Aspiring Advice: Beginning with an Epic

Until my sophomore year of High School, I gave little thought to the craft of writing, let alone read anything besides the funnies and Goosebumps. I'd go to my English classes, wait through the motions, read a required book from the 50's, 20's, or 1800's, and correct grammatically incorrect sentences on an overhead projector. Boring. Borring. Seem familiar to anyone? My grades were never impressive, C+ at the most, and my classmates weren't much better or interested either. It was at that moment in my life, however, when a thought entered my mind, a line of narrative, a plot of cosmological proportions, so vast in scale, that I was compelled to construct sets and custom characters out of my Lego collection to help me visualize my ideas. This wasn't enough. The story had to be told. It would not leave me alone. Pen and paper were the only tools that I had at my disposal, so I started to write, seriously, for the first time. A year and a half later, I finished my first novel, a Science Fiction novel, The Origin. Let me tell you. It's epic. Even Cameron's Avatar looks inferior to what I've envisioned in this fictional universe.

There's just one problem. Okay, several.

1: I hardly read anything before I started to write. Ender's Game was the first novel that I had read on my own free will beforehand.
2: Rules of grammar, sentence structure, world building, plot development, etc, was completely foreign to me.
3: I did not let anyone read what I was writing until the first draft was finished.
4: I never attended a workshop, a writing class, or a critique session, nor did I know of their existence.

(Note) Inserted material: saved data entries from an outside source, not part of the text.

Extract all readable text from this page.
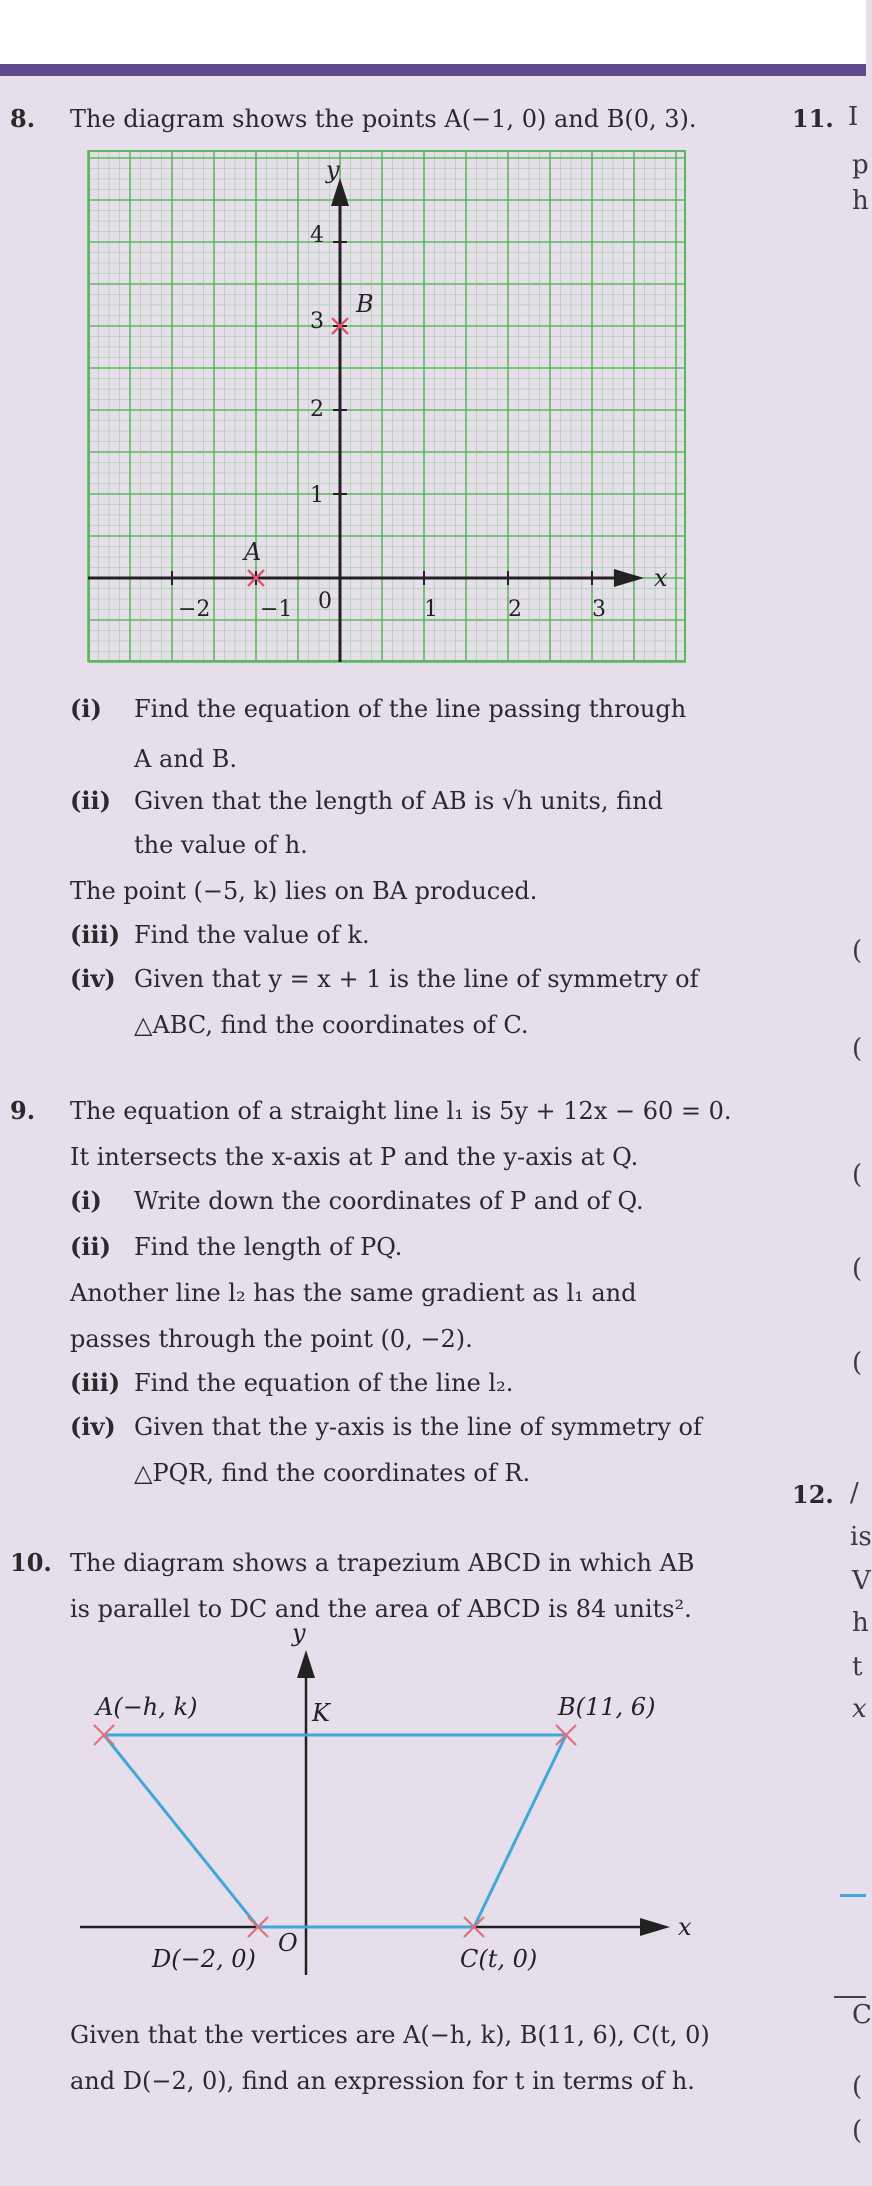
8. The diagram shows the points A(−1, 0) and B(0, 3).
x
y
−2 −1	1	2	3
0
1
2
3
4
A
B
(i) Find the equation of the line passing through
A and B.
(ii) Given that the length of AB is √h units, find
the value of h.
The point (−5, k) lies on BA produced.
(iii) Find the value of k.
(iv) Given that y = x + 1 is the line of symmetry of
△ABC, find the coordinates of C.
9. The equation of a straight line l₁ is 5y + 12x − 60 = 0.
It intersects the x-axis at P and the y-axis at Q.
(i) Write down the coordinates of P and of Q.
(ii) Find the length of PQ.
Another line l₂ has the same gradient as l₁ and
passes through the point (0, −2).
(iii) Find the equation of the line l₂.
(iv) Given that the y-axis is the line of symmetry of
△PQR, find the coordinates of R.
10. The diagram shows a trapezium ABCD in which AB
is parallel to DC and the area of ABCD is 84 units².
y
x
A(−h, k)	B(11, 6)
C(t, 0)
D(−2, 0)
K
O
Given that the vertices are A(−h, k), B(11, 6), C(t, 0)
and D(−2, 0), find an expression for t in terms of h.
11. I
p
h
(
(
(
(
(
12. /
is
V
h
t
x
C
(
(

To make a long story short, my first novel is thoroughly unreadable. It amounted to nothing more than 140k words of weak character building, shoddy blocking, and cheesy Sci-Fi elements that would make Ed Wood cringe. When I presented the first five pages of my 9th draft to a critique session for the first time, ten years later, a moderator went as far as to say, "That was a waste of five pages." You know who you are and I thank you for the long overdue wake up call.

The only thing that kept the story remotely interesting for the poor souls who actually read the beast were the original theories, the proposition of humanity's next phase of evolution, and the complex political system. Members of my family feel that it's a story worth telling, but I'll have to start over from scratch. To make matters worse, I drafted two sequels. Hey. At least I can say I've written a trilogy, right? Not only that, but my grades in English turned to A's. I earned nothing less than that from then on. College professors appreciate a good research paper.

Here's my advice. You may not want to write your epic first. If you are venturing into the craft of writing for the first time, you will want to learn about writing and practice writing before you actually begin something huge. This will help you save years (a decade in my case) of figuring out your voice through trial and error. If you're up to the challenge, there's no stopping you. I won't tell you to not write your epic first. Some have managed to publish their first book (some epic) and become a best seller. That's not likely for most of us, however. Draft short stories. They don't have to be anything groundbreaking, but if you learn how to catch the eye of a reader through a short story first, than a novel will be much easier for you to construct. It doesn't hurt to read plenty of shorts and novels too, particularly the genre and the market that you want to write for.

While you're doing this, brainstorm your epic. Think it through and chart it out. More to come on brainstorming next Friday.